E qui cominciano ad apparire le differenze con Reagan. Non c’è più in Trump neppure la finzione di un’egemonia neoimperiale basata su un sistema di valori. Da Woodrow Wilson a Franklin Roosevelt, da John Kennedy a Reagan fino a Obama, pur fra mille contraddizioni c’era lo sforzo di basare una leadership planetaria degli Stati Uniti non sulla pura forza militare ma anche su valori condivisi, comunanza d’interessi almeno in campo occidentale, almeno con gli alleati.

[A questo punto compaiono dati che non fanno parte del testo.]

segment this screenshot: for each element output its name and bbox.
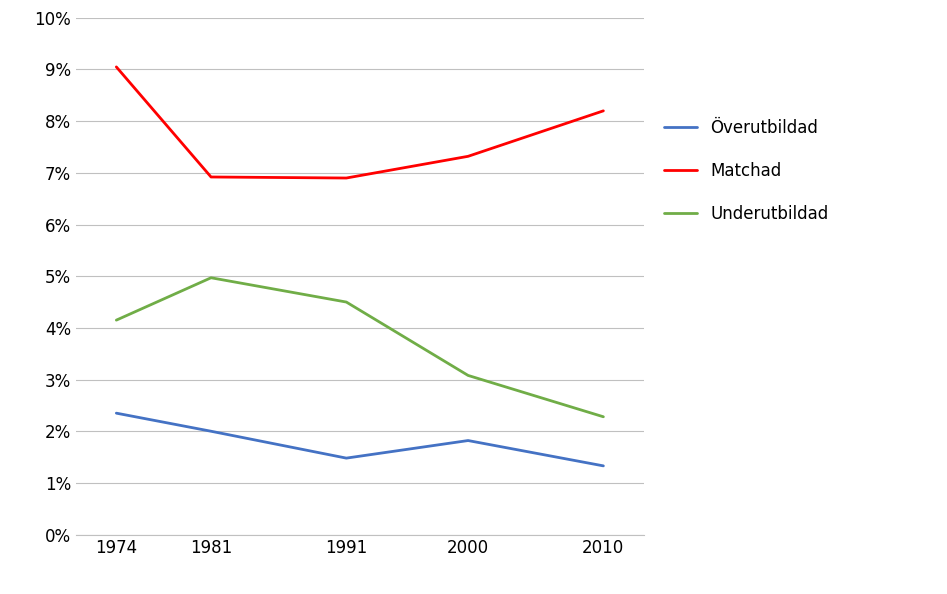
Matchad — [598, 108, 609, 115]
Överutbildad — [205, 428, 217, 435]
Underutbildad — [598, 413, 609, 421]
Underutbildad — [341, 299, 352, 306]
Underutbildad — [462, 372, 474, 379]
Legend: Överutbildad, Matchad, Underutbildad: Överutbildad, Matchad, Underutbildad — [664, 119, 829, 223]
Line: Överutbildad: Överutbildad — [116, 413, 603, 466]
Överutbildad — [341, 454, 352, 462]
Underutbildad — [111, 317, 122, 324]
Matchad — [111, 64, 122, 71]
Line: Matchad: Matchad — [116, 67, 603, 178]
Överutbildad — [598, 462, 609, 469]
Matchad — [462, 153, 474, 160]
Matchad — [341, 175, 352, 182]
Överutbildad — [462, 437, 474, 444]
Underutbildad — [205, 274, 217, 282]
Line: Underutbildad: Underutbildad — [116, 278, 603, 417]
Överutbildad — [111, 410, 122, 417]
Matchad — [205, 173, 217, 181]
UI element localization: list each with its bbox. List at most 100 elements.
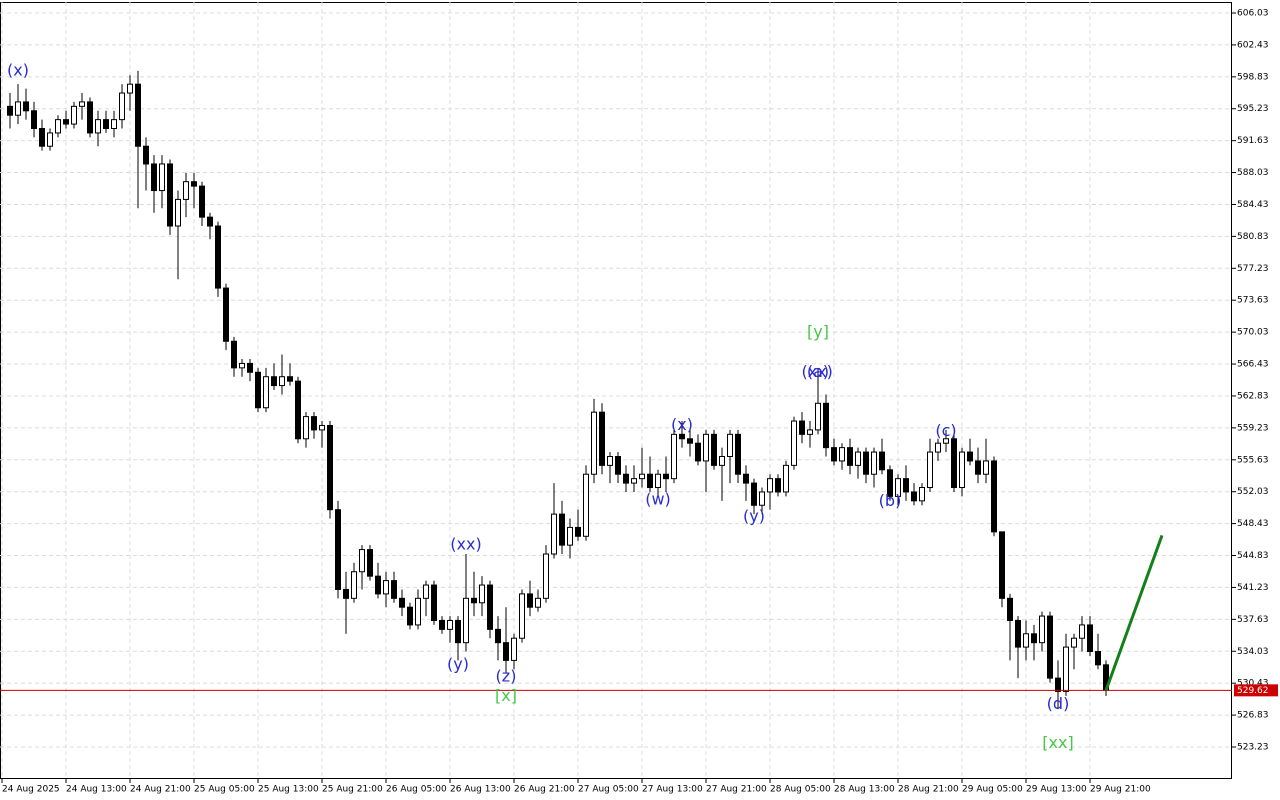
y-tick-label: 523.23 — [1237, 742, 1269, 752]
candle-body — [935, 442, 941, 453]
candle-body — [687, 438, 693, 444]
candle-body — [519, 593, 525, 639]
candle-body — [527, 593, 533, 608]
x-tick-label: 25 Aug 13:00 — [258, 785, 319, 795]
candle-body — [87, 101, 93, 134]
plot-frame — [0, 2, 1232, 779]
candle-body — [223, 287, 229, 342]
candle-body — [567, 526, 573, 546]
x-tick-label: 26 Aug 21:00 — [514, 785, 575, 795]
candle-body — [775, 478, 781, 493]
candle-body — [279, 376, 285, 387]
candle-body — [55, 119, 61, 134]
candle-body — [7, 105, 13, 116]
candle-body — [95, 119, 101, 134]
candle-body — [159, 163, 165, 192]
candle-body — [151, 163, 157, 192]
candle-body — [671, 433, 677, 480]
y-tick-label: 606.03 — [1237, 8, 1269, 18]
candle-body — [991, 460, 997, 533]
y-tick-label: 530.43 — [1237, 679, 1269, 689]
candle-body — [783, 464, 789, 493]
y-tick-label: 577.23 — [1237, 264, 1269, 274]
candle-body — [623, 473, 629, 484]
candle-body — [287, 376, 293, 382]
candle-body — [535, 597, 541, 608]
candle-body — [551, 513, 557, 555]
candle-body — [63, 119, 69, 125]
wave-label: (x) — [7, 60, 29, 79]
candle-body — [591, 411, 597, 475]
candle-body — [207, 216, 213, 227]
y-tick-label: 537.63 — [1237, 615, 1269, 625]
candle-body — [335, 509, 341, 590]
candle-body — [767, 478, 773, 493]
candle-body — [903, 478, 909, 493]
candle-body — [391, 580, 397, 599]
candle-body — [583, 473, 589, 537]
candle-body — [375, 575, 381, 595]
candle-body — [503, 642, 509, 661]
candle-body — [23, 101, 29, 112]
y-tick-label: 552.03 — [1237, 487, 1269, 497]
wave-label: (b) — [879, 491, 902, 510]
x-tick-label: 28 Aug 21:00 — [898, 785, 959, 795]
wave-label: (c) — [935, 421, 956, 440]
candle-body — [167, 163, 173, 227]
candle-body — [607, 455, 613, 466]
candle-body — [887, 469, 893, 497]
candle-body — [111, 119, 117, 130]
candle-body — [343, 588, 349, 599]
candle-body — [943, 438, 949, 444]
candle-body — [39, 128, 45, 147]
candle-body — [487, 584, 493, 630]
y-tick-label: 598.83 — [1237, 72, 1269, 82]
candle-body — [895, 478, 901, 497]
wave-label: (y) — [743, 506, 765, 525]
y-tick-label: 526.83 — [1237, 711, 1269, 721]
candle-body — [879, 451, 885, 471]
candle-body — [431, 584, 437, 621]
candle-body — [383, 580, 389, 595]
candle-body — [975, 460, 981, 475]
candle-body — [303, 416, 309, 440]
last-price-label: 529.62 — [1237, 686, 1269, 696]
x-tick-label: 29 Aug 13:00 — [1026, 785, 1087, 795]
y-tick-label: 544.83 — [1237, 551, 1269, 561]
x-tick-label: 27 Aug 05:00 — [578, 785, 639, 795]
x-tick-label: 27 Aug 13:00 — [642, 785, 703, 795]
x-tick-label: 29 Aug 05:00 — [962, 785, 1023, 795]
x-tick-label: 24 Aug 2025 — [2, 785, 60, 795]
candle-body — [127, 83, 133, 94]
candle-body — [759, 491, 765, 506]
candle-body — [495, 628, 501, 644]
candle-body — [439, 619, 445, 630]
y-tick-label: 566.43 — [1237, 360, 1269, 370]
y-tick-label: 573.63 — [1237, 296, 1269, 306]
y-tick-label: 534.03 — [1237, 647, 1269, 657]
candle-body — [327, 424, 333, 511]
x-tick-label: 26 Aug 13:00 — [450, 785, 511, 795]
candle-body — [407, 606, 413, 626]
y-tick-label: 588.03 — [1237, 168, 1269, 178]
candle-body — [639, 473, 645, 480]
x-tick-label: 28 Aug 13:00 — [834, 785, 895, 795]
candle-body — [1095, 651, 1101, 666]
y-tick-label: 602.43 — [1237, 40, 1269, 50]
candle-body — [1039, 615, 1045, 644]
candle-body — [663, 473, 669, 480]
wave-label: (w) — [645, 489, 671, 508]
candle-body — [1031, 633, 1037, 644]
candle-body — [655, 473, 661, 489]
candle-body — [239, 362, 245, 369]
wave-label: [xx] — [1042, 733, 1073, 752]
candle-body — [647, 473, 653, 489]
wave-label: [y] — [807, 322, 829, 341]
candle-body — [135, 83, 141, 147]
candle-body — [463, 597, 469, 644]
candle-body — [511, 637, 517, 661]
candle-body — [295, 380, 301, 440]
y-tick-label: 541.23 — [1237, 583, 1269, 593]
candle-body — [1055, 677, 1061, 692]
x-tick-label: 28 Aug 05:00 — [770, 785, 831, 795]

Trump va fino in fondo nella sua logica del neo-nazionalismo: straccia il libero scambio, le frontiere aperte, cui invece Reagan era attaccato. E’ convinto che il trinomio fra protezionismo commerciale, boom della spesa bellica, chiusura all’immigrazione, possa cementare a lungo la fedeltà dei lavoratori bianchi verso di lui. E’ una dottrina troppo semplificata. Dovrà fare i conti con le resistenze internazionali non appena passerà dalle parole agli atti: la Cina prima ancora della Russia. Dovrà per forza incrociare nel corso della sua presidenza qualche turbolenza economica, alla quale non sembra preparato. E soprattutto tradisce un handicap rispetto al suo modello ideale. Reagan era convinto della sua capacità di persuasione, perciò non aveva bisogno di mettere il bavaglio a tv e giornali. Cercò di incantarli, ipnotizzarli, addomesticarli; quando il gioco non gli riusciva, passava ai lazzi e ai rimbrotti. Però era convinto che la libertà fosse una forza dell’America, non un fastidioso privilegio da estirpare.